Highlights from the Economic Forecasting Center’s Report for Georgia and Atlanta
- Georgia employment will gain 82,900 jobs (23,400 premium jobs) in calendar year 2015, 87,500 jobs (21,400 premium) in 2016 and 94,100 (22,900 premium) in 2017.
- Nominal personal income will increase 4.6 percent in 2015, 5.1 percent in 2016 and 5.8 percent in 2017.
- Atlanta will add 62,400 jobs (16,200 premium jobs) in calendar year 2015, 63,300 jobs (14,800 premium) in 2016 and 65,500 jobs (15,600 premium) in 2017.
- Atlanta’s housing permits increased 25.3 percent over the second quarter of 2015 compared to the same period in 2014. Permitting activity in 2015 will increase 8.9 percent. Permit activity will grow 11.2 percent in 2016 and will grow 6.9 percent in 2017.

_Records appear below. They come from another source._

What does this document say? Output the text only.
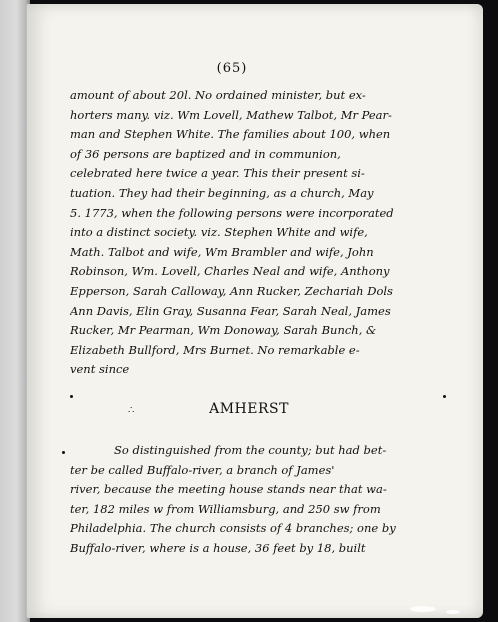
(65)
amount of about 20l. No ordained minister, but ex-
horters many. viz. Wm Lovell, Mathew Talbot, Mr Pear-
man and Stephen White. The families about 100, when
of 36 persons are baptized and in communion,
celebrated here twice a year. This their present si-
tuation. They had their beginning, as a church, May
5. 1773, when the following persons were incorporated
into a distinct society. viz. Stephen White and wife,
Math. Talbot and wife, Wm Brambler and wife, John
Robinson, Wm. Lovell, Charles Neal and wife, Anthony
Epperson, Sarah Calloway, Ann Rucker, Zechariah Dols
Ann Davis, Elin Gray, Susanna Fear, Sarah Neal, James
Rucker, Mr Pearman, Wm Donoway, Sarah Bunch, &
Elizabeth Bullford, Mrs Burnet. No remarkable e-
vent since
∴	AMHERST
So distinguished from the county; but had bet-
ter be called Buffalo-river, a branch of James'
river, because the meeting house stands near that wa-
ter, 182 miles w from Williamsburg, and 250 sw from
Philadelphia. The church consists of 4 branches; one by
Buffalo-river, where is a house, 36 feet by 18, built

The largest business school in the South and part of a major research institution, Georgia State University’s J. Mack Robinson College of Business has 200 faculty, 8,000 students and 75,000 alumni. With programs on five continents and students from 88 countries, the college is world-class and worldwide. Its part-time MBA is ranked among the best by the Bloomberg Businessweek and U.S. News & World Report, and its Executive MBA is on the Financial Times list of the world’s premier programs. Located in Atlanta, the Robinson College and Georgia State have produced more of Georgia’s top executives with graduate degrees than any other school in the Southeast.